The forum convened this week underscores a deliberate political stance. Rather than conforming to the budgetary adjustments typically demanded by creditors, the executive branch seeks to develop a robust technical and academic argument for alternative strategies. These potential avenues, which participants are expected to explore, include orderly debt restructuring, extending maturity periods, and enhancing the mobilization of domestic resources. The participation of Asian economists, hailing from countries that have navigated their own balance of payments crises, aims to enrich a discourse still predominantly shaped by Western paradigms.
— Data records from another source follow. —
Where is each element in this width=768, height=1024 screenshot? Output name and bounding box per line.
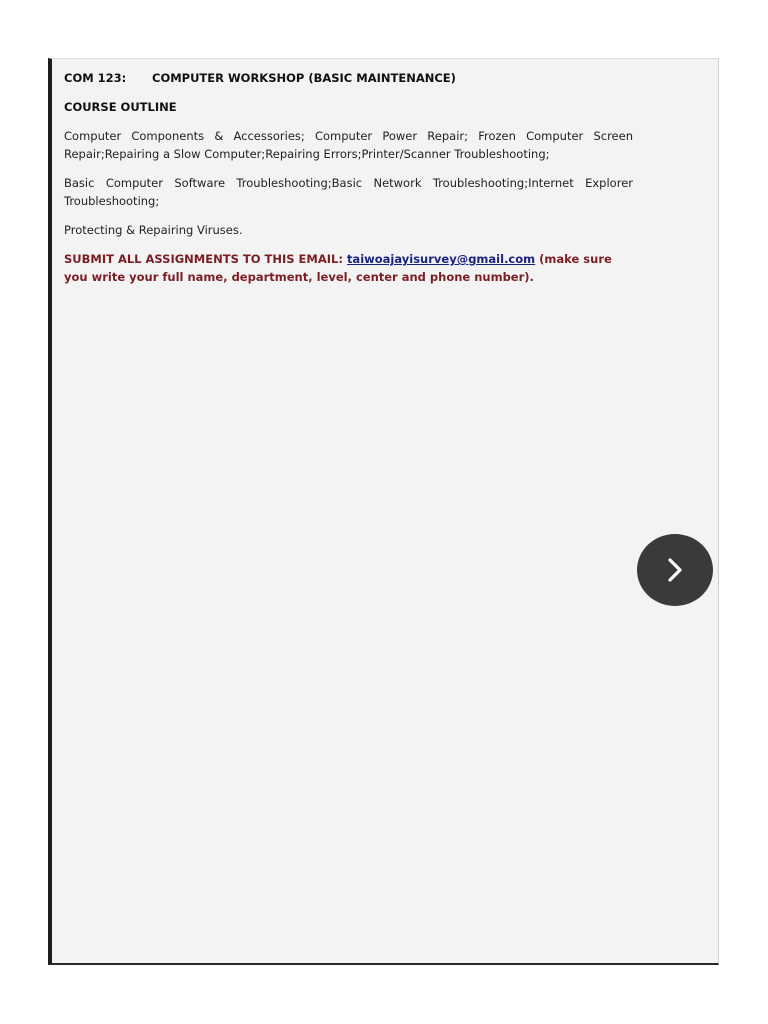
outline-paragraph-2: Basic Computer Software Troubleshooting;Basic Network Troubleshooting;Internet Explorer Troubleshooting; bbox=[64, 176, 633, 208]
document-page bbox=[48, 58, 719, 965]
chevron-right-icon bbox=[664, 557, 686, 583]
outline-paragraph-1: Computer Components & Accessories; Computer Power Repair; Frozen Computer Screen Repair;Repairing a Slow Computer;Repairing Errors;Printer/Scanner Troubleshooting; bbox=[64, 129, 633, 161]
outline-paragraph-3: Protecting & Repairing Viruses. bbox=[64, 223, 243, 237]
submit-instructions bbox=[64, 250, 633, 286]
course-heading bbox=[64, 69, 633, 87]
submit-email-link[interactable]: taiwoajayisurvey@gmail.com bbox=[346, 252, 536, 266]
course-title: COMPUTER WORKSHOP (BASIC MAINTENANCE) bbox=[152, 71, 456, 85]
submit-prefix: SUBMIT ALL ASSIGNMENTS TO THIS EMAIL: bbox=[64, 252, 347, 266]
course-outline-heading: COURSE OUTLINE bbox=[64, 100, 177, 114]
course-code: COM 123: bbox=[64, 71, 127, 85]
next-page-button[interactable] bbox=[637, 534, 713, 606]
submit-suffix: (make sure you write your full name, department, level, center and phone number). bbox=[64, 252, 612, 284]
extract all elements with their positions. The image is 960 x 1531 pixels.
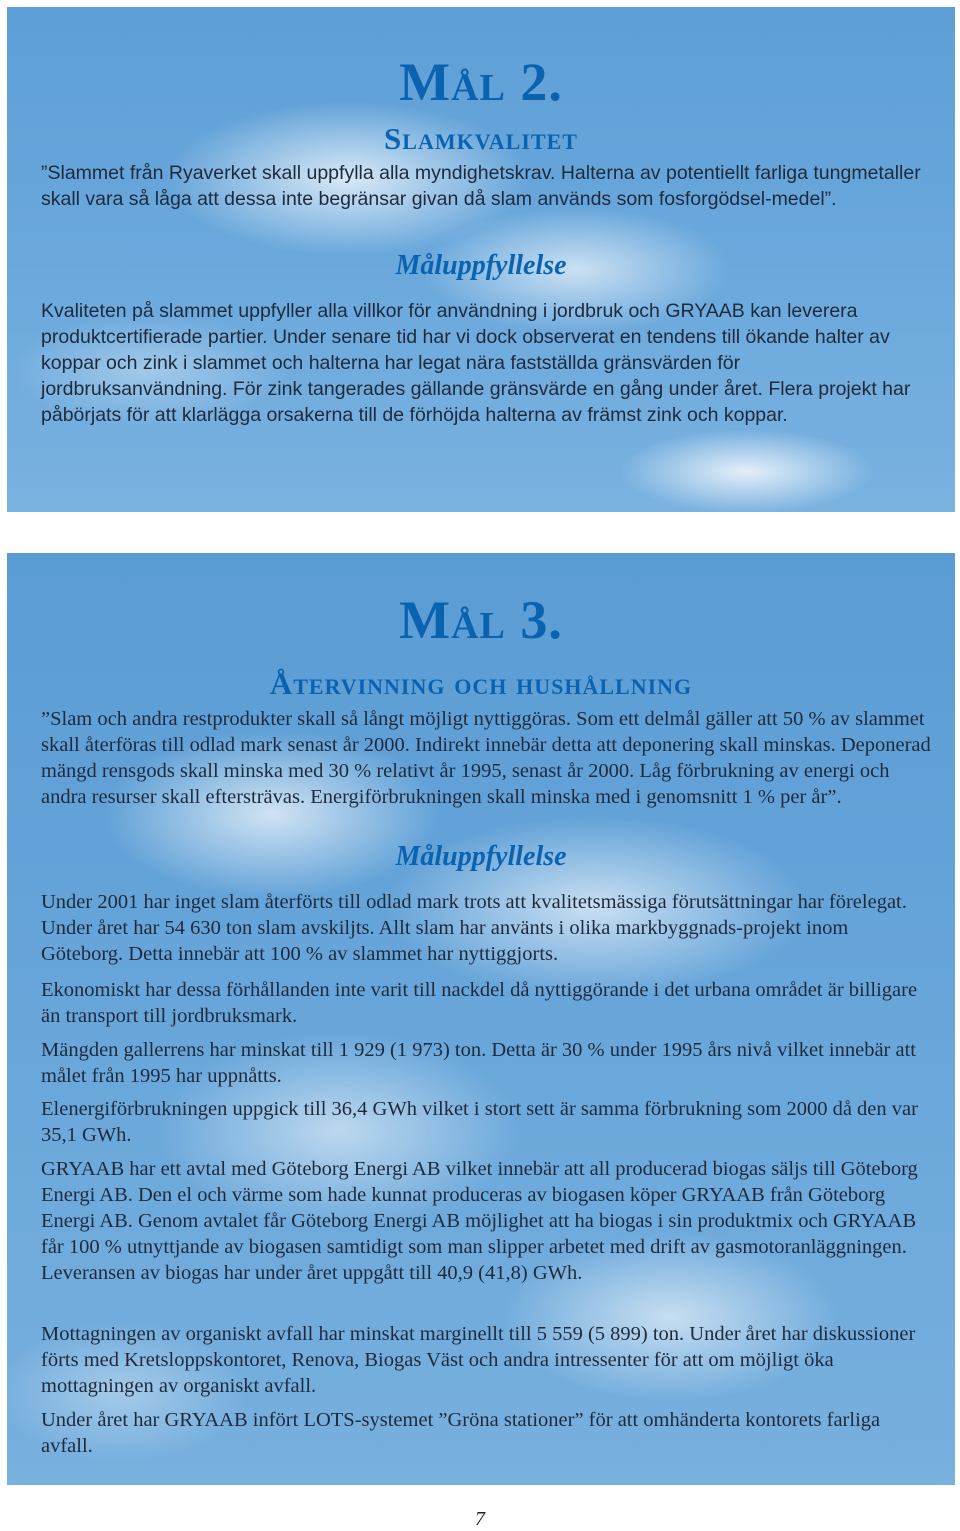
goal-3-panel	[7, 553, 955, 1485]
goal-3-paragraph: Under 2001 har inget slam återförts till odlad mark trots att kvalitetsmässiga förutsättningar har förelegat. Under året har 54 630 ton slam avskiljts. Allt slam har använts i olika markbyggnads-projekt inom Göteborg. Detta innebär att 100 % av slammet har nyttiggjorts.	[41, 891, 907, 965]
goal-2-fulfillment-text: Kvaliteten på slammet uppfyller alla villkor för användning i jordbruk och GRYAAB kan leverera produktcertifierade partier. Under senare tid har vi dock observerat en tendens till ökande halter av koppar och zink i slammet och halterna har legat nära fastställda gränsvärden för jordbruksanvändning. För zink tangerades gällande gränsvärde en gång under året. Flera projekt har påbörjats för att klarlägga orsakerna till de förhöjda halterna av främst zink och koppar.	[41, 300, 911, 426]
goal-3-subtitle: Återvinning och hushållning	[269, 666, 693, 701]
goal-2-fulfillment-heading: Måluppfyllelse	[395, 250, 567, 281]
goal-3-paragraph: Mottagningen av organiskt avfall har minskat marginellt till 5 559 (5 899) ton. Under året har diskussioner förts med Kretsloppskontoret, Renova, Biogas Väst och andra intressenter för att om möjligt öka mottagningen av organiskt avfall.	[41, 1323, 916, 1397]
goal-3-fulfillment-heading: Måluppfyllelse	[395, 841, 567, 872]
goal-2-title: Mål 2.	[399, 52, 563, 112]
goal-3-title: Mål 3.	[399, 590, 563, 650]
goal-2-text: ”Slammet från Ryaverket skall uppfylla alla myndighetskrav. Halterna av potentiellt farliga tungmetaller skall vara så låga att dessa inte begränsar givan då slam används som fosforgödsel-medel”.	[41, 162, 921, 210]
page-number: 7	[475, 1508, 485, 1530]
goal-3-paragraph: Ekonomiskt har dessa förhållanden inte varit till nackdel då nyttiggörande i det urbana området är billigare än transport till jordbruksmark.	[41, 979, 918, 1027]
goal-3-paragraph: Under året har GRYAAB infört LOTS-systemet ”Gröna stationer” för att omhänderta kontorets farliga avfall.	[41, 1409, 881, 1457]
goal-3-text: ”Slam och andra restprodukter skall så långt möjligt nyttiggöras. Som ett delmål gäller att 50 % av slammet skall återföras till odlad mark senast år 2000. Indirekt innebär detta att deponering skall minskas. Deponerad mängd rensgods skall minska med 30 % relativt år 1995, senast år 2000. Låg förbrukning av energi och andra resurser skall eftersträvas. Energiförbrukningen skall minska med i genomsnitt 1 % per år”.	[41, 708, 931, 808]
goal-3-paragraph: GRYAAB har ett avtal med Göteborg Energi AB vilket innebär att all producerad biogas säljs till Göteborg Energi AB. Den el och värme som hade kunnat produceras av biogasen köper GRYAAB från Göteborg Energi AB. Genom avtalet får Göteborg Energi AB möjlighet att ha biogas i sin produktmix och GRYAAB får 100 % utnyttjande av biogasen samtidigt som man slipper arbetet med drift av gasmotoranläggningen. Leveransen av biogas har under året uppgått till 40,9 (41,8) GWh.	[41, 1158, 918, 1284]
goal-2-panel	[7, 7, 955, 512]
goal-3-paragraph: Elenergiförbrukningen uppgick till 36,4 GWh vilket i stort sett är samma förbrukning som 2000 då den var 35,1 GWh.	[41, 1098, 918, 1146]
goal-3-paragraph: Mängden gallerrens har minskat till 1 929 (1 973) ton. Detta är 30 % under 1995 års nivå vilket innebär att målet från 1995 har uppnåtts.	[41, 1039, 917, 1087]
goal-2-subtitle: Slamkvalitet	[384, 121, 578, 156]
a political message to financial partners
The timing of this event is far from coincidental. By bringing together critics of austerity policies just weeks after the de facto suspension of discussions with the FMI, Ousmane Sonko is sending a clear signal to financial partners. The Prime Minister, a pivotal figure in Senegal’s 2024 political shift, has positioned economic sovereignty as a cornerstone of his agenda. His direct involvement in the conference elevates its significance beyond a mere academic seminar.
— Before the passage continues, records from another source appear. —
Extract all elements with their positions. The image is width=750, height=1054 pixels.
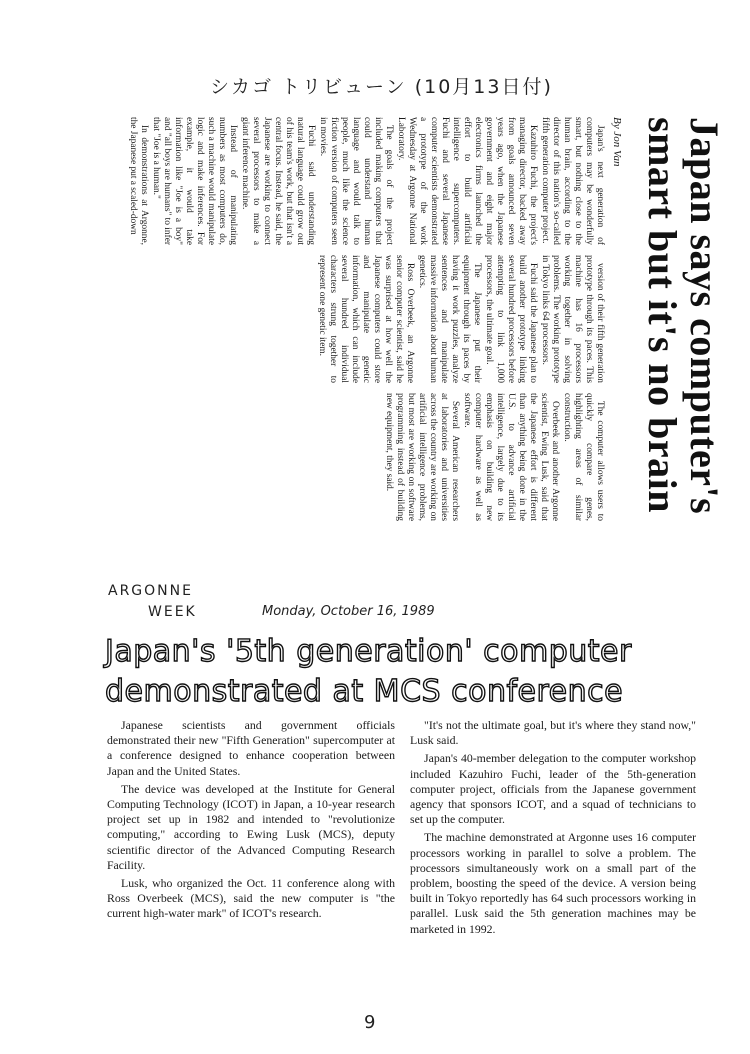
paragraph: The machine demonstrated at Argonne uses 16 computer processors working in parallel to solve a problem. The processors simultaneously work on a small part of the problem, boosting the speed of the device. A version being built in Tokyo reportedly has 64 such processors working in parallel. Lusk said the 5th generation machines may be marketed in 1992. [410,830,696,936]
paragraph: The Japanese put their equipment through its paces by having it work puzzles, analyze sentences and manipulate massive information about human genetics. [417,255,482,383]
argonne-left-column [107,718,395,925]
paragraph: Overbeek and another Argonne scientist, Ewing Lusk, said that the Japanese effort is different than anything being done in the U.S. to advance artificial intelligence, largely due to its emphasis on building new computer hardware as well as software. [462,393,560,521]
tribune-column-2 [315,255,605,383]
paragraph: version of their fifth generation prototype through its paces. This machine has 16 processors working together in solving problems. The working prototype in Tokyo links 64 processors. [540,255,605,383]
paragraph: Fuchi said understanding natural language could grow out of his team's work, but that isn't a central focus. Instead, he said, the Japanese are working to connect several processors to make a giant inference machine. [240,117,316,245]
page-number: 9 [364,1012,376,1033]
tribune-headline [641,117,725,537]
byline: By Jon Van [611,117,623,167]
argonne-headline-line1: Japan's '5th generation' computer [105,634,632,669]
tribune-headline-line1: Japan says computer's [682,117,727,515]
source-line-2: WEEK [148,604,197,620]
paragraph: Japan's 40-member delegation to the computer workshop included Kazuhiro Fuchi, leader of the 5th-generation computer project, officials from the Japanese government agency that sponsors ICOT, and a squad of technicians to set up the computer. [410,751,696,827]
paragraph: In demonstrations at Argonne, the Japanese put a scaled-down [128,117,149,245]
paragraph: Lusk, who organized the Oct. 11 conference along with Ross Overbeek (MCS), said the new computer is "the current high-water mark" of ICOT's research. [107,876,395,921]
handwritten-date: Monday, October 16, 1989 [262,604,435,619]
source-line-1: ARGONNE [108,583,193,599]
tribune-column-3 [382,393,605,521]
argonne-headline-line2: demonstrated at MCS conference [105,674,624,709]
paragraph: Japan's next generation of computers may be wonderfully smart, but nothing close to the human brain, according to the director of this nation's so-called fifth generation computer project. [540,117,605,245]
paragraph: Kazuhiro Fuchi, the project's managing director, backed away from goals announced seven years ago, when the Japanese government and eight major electronics firms launched the effort to build artificial intelligence supercomputers. Fuchi and several Japanese computer scientists demonstrated a prototype of the work Wednesday at Argonne National Laboratory. [396,117,538,245]
argonne-right-column [410,718,696,940]
paragraph: The goals of the project included making computers that could understand human language and would talk to people, much like the science fiction version of computers seen in movies. [318,117,394,245]
paragraph: Japanese scientists and government officials demonstrated their new "Fifth Generation" supercomputer at a conference designed to enhance cooperation between Japan and the United States. [107,718,395,778]
paragraph: Several American researchers at laboratories and universities across the country are working on artificial intelligence problems, but most are working on software programming instead of building new equipment, they said. [384,393,460,521]
paragraph: Instead of manipulating numbers as most computers do, such a machine would manipulate logic and make inferences. For example, it would take information like "Joe is a boy" and "all boys are humans" to infer that "Joe is a human." [151,117,238,245]
paragraph: Ross Overbeek, an Argonne senior computer scientist, said he was surprised at how well the Japanese computers could store and manipulate genetic information, which can include several hundred individual characters strung together to represent one genetic item. [317,255,415,383]
paragraph: "It's not the ultimate goal, but it's where they stand now," Lusk said. [410,718,696,748]
paragraph: The device was developed at the Institute for General Computing Technology (ICOT) in Japan, a 10-year research project set up in 1982 and intended to "revolutionize computing," according to Ewing Lusk (MCS), deputy scientific director of the Advanced Computing Research Facility. [107,781,395,872]
japanese-source-note: シカゴ トリビューン (10月13日付) [210,76,553,98]
tribune-headline-line2: smart but it's no brain [640,117,685,513]
paragraph: Fuchi said the Japanese plan to build another prototype linking several hundred processors before attempting to link 1,000 processors, the ultimate goal. [484,255,538,383]
argonne-headline [105,632,705,712]
tribune-clipping [105,105,735,545]
rotated-article [105,105,735,545]
paragraph: The computer allows users to quickly compare genes, highlighting areas of similar construction. [562,393,605,521]
tribune-column-1 [126,117,605,245]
For the organizers, the goal is to demonstrate that viable policy space exists outside of conventional financial programs. This position aligns with a broader trend across the African continent, where several governments are re-evaluating the conditionalities attached to multilateral financing. From Ghana to Zambia and Ethiopia, recent debt restructuring experiences have contributed to a growing body of literature from which Dakar intends to draw lessons. Nevertheless, unlike these neighbors, Senegal is not formally in default and thus maintains, albeit limited, access to regional markets.
credible alternatives to austerity measures
Fundamentally, the alternatives proposed by the assembled economists revolve around several key pillars. The first concerns taxation: broadening the tax base, combating illicit financial flows, and renegotiating certain extractive contracts, particularly in the hydrocarbon sector, which commenced production in 2024. The second addresses the debt architecture itself, with the concept of prioritizing instruments denominated in local currency or indexed to future revenues. The third pillar emphasizes regional coordination within the framework of the West African Economic and Monetary Union (UEMOA).
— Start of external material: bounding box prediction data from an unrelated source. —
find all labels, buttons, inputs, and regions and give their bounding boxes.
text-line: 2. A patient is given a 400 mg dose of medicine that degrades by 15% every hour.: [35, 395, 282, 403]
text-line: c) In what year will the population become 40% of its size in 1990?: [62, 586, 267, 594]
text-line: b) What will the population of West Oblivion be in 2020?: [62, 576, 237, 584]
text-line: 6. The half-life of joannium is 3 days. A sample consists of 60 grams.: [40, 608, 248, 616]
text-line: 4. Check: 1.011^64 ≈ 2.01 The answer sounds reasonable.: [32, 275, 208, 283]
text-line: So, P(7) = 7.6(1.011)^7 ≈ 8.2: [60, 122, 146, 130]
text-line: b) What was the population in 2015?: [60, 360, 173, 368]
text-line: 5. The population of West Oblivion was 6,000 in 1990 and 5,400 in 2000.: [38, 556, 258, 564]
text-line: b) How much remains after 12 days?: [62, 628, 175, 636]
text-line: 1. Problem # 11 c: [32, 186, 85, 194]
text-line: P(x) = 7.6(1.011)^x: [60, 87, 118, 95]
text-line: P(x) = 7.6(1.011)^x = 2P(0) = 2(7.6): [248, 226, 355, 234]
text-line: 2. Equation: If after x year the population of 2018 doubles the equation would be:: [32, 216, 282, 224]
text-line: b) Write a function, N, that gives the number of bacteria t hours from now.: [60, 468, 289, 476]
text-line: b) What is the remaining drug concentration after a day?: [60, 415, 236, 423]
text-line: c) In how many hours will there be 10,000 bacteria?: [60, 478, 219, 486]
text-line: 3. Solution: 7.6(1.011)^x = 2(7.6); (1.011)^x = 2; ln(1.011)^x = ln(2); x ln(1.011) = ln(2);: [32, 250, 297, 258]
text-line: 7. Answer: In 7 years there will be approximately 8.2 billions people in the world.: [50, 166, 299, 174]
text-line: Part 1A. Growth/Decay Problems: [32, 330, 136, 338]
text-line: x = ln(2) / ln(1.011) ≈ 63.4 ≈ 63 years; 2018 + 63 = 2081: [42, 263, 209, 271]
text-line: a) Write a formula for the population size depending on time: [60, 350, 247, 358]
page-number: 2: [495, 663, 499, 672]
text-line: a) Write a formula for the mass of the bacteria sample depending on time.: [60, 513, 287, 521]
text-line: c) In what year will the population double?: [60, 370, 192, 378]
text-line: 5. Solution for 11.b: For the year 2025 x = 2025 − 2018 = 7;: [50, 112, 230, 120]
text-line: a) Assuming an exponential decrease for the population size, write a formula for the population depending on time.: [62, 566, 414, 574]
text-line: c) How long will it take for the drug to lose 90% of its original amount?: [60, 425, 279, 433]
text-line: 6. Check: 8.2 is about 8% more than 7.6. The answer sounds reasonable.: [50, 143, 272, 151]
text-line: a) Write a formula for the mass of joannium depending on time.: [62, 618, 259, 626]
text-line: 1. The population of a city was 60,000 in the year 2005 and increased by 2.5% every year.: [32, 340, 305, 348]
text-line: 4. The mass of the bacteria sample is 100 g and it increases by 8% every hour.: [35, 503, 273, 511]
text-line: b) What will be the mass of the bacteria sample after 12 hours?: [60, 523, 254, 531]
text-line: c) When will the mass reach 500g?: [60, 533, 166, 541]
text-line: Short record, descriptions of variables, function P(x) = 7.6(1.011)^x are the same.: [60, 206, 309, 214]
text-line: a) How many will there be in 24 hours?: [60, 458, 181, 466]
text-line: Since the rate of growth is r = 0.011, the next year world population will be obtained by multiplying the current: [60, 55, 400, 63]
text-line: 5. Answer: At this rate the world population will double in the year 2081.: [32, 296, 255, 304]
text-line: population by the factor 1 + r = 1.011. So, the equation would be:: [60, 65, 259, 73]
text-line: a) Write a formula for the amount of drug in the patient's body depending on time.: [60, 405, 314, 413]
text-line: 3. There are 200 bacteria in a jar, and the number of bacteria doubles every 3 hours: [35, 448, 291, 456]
These proposals are not without their complexities. A firm stance towards the FMI could potentially increase the risk premium demanded by investors, even as the Senegalese Treasury remains dependent on regular issuances in the public securities market. Furthermore, any renegotiation will inevitably require dialogue with eurobond holders, whose interests may diverge from those of bilateral creditors. In practice, the government’s political maneuverability will depend on its ability to skillfully articulate a sovereignist discourse while projecting signals of financial credibility.
Beyond the announcements, the events unfolding this week in Dakar will be closely watched by capitals across the sub-region and by rating agencies. They could potentially herald a new round of negotiations with lenders, or conversely, prolong a standoff whose budgetary cost continues to escalate quarterly. The forum’s conclusions are slated for presentation to the government upon the completion of its work.